Abstract
The comparison of complex networks is a fundamental problem across scientific domains, including neuroscience, genomics, and the social sciences, where networks are used to represent relationships between variables, individuals, or system components. Despite widespread use, existing approaches to network comparison often rely on edge-wise metrics or single optimal community partitions, which fail to capture higher-order organization and ignore the inherent uncertainty present in network estimation. These limitations are particularly pronounced in correlation networks, where edges represent estimated statistical relationships and are subject to noise, dependence, and preprocessing variability. This dissertation develops a nonparametric probabilistic framework for network comparison that reframes community structure as a distribution over partitions rather than a single deterministic outcome. Building on known limitations of modularity-based methods, such as degeneracy, null-model definition, and sensitivity to network density, this work demonstrates both theoretically and empirically that modularity is ill-suited for direct comparison across networks. To address these issues, Chapter 4 extends classical recovery results from the stochastic block model to sample similarity networks, including correlation networks, establishing conditions under which community structure can be reliably recovered despite estimation noise.
Chapter 5 introduces a partition landscape framework in which each network induces a distribution over partitions via a scoring function.
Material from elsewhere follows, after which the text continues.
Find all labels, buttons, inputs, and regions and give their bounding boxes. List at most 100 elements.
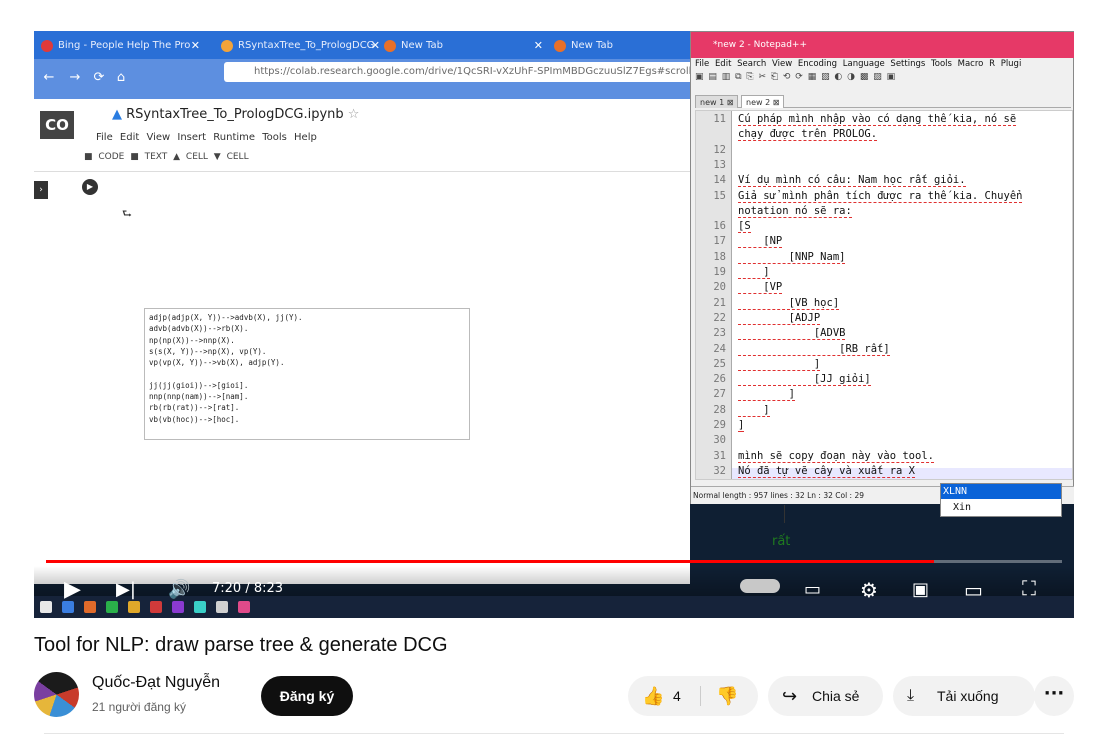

Networks are compared by evaluating their induced landscapes over a shared set of candidate partitions and quantifying agreement using rank-based correlation measures. A formal two-part bootstrap hypothesis test is proposed, to assess whether the rank correlation between the landscapes is insignificant. Simulation studies demonstrate that this approach captures meaningful structural similarity while accounting for uncertainty in network construction, and the process is applied to real-world data examining the effect of diet on microbiomes.
Chapter 6 presents an alternative but complementary method based on the Rashomon principle, defining sets of near-optimal partitions and using their geometry to characterize and compare networks. This perspective provides additional insight into the stability, ambiguity, and multiplicity of plausible community structures supported by a network. Simulation studies establish that these Rashomon sets are both effective for covering the true partition and provide a fuller picture of a noisy network. Additionally, a visualization package is introduced for extensively exploring the Rashomon sets of these networks.
Together, these contributions establish a unified framework for comparing networks that explicitly incorporates uncertainty and avoids reliance on single optimal partitions.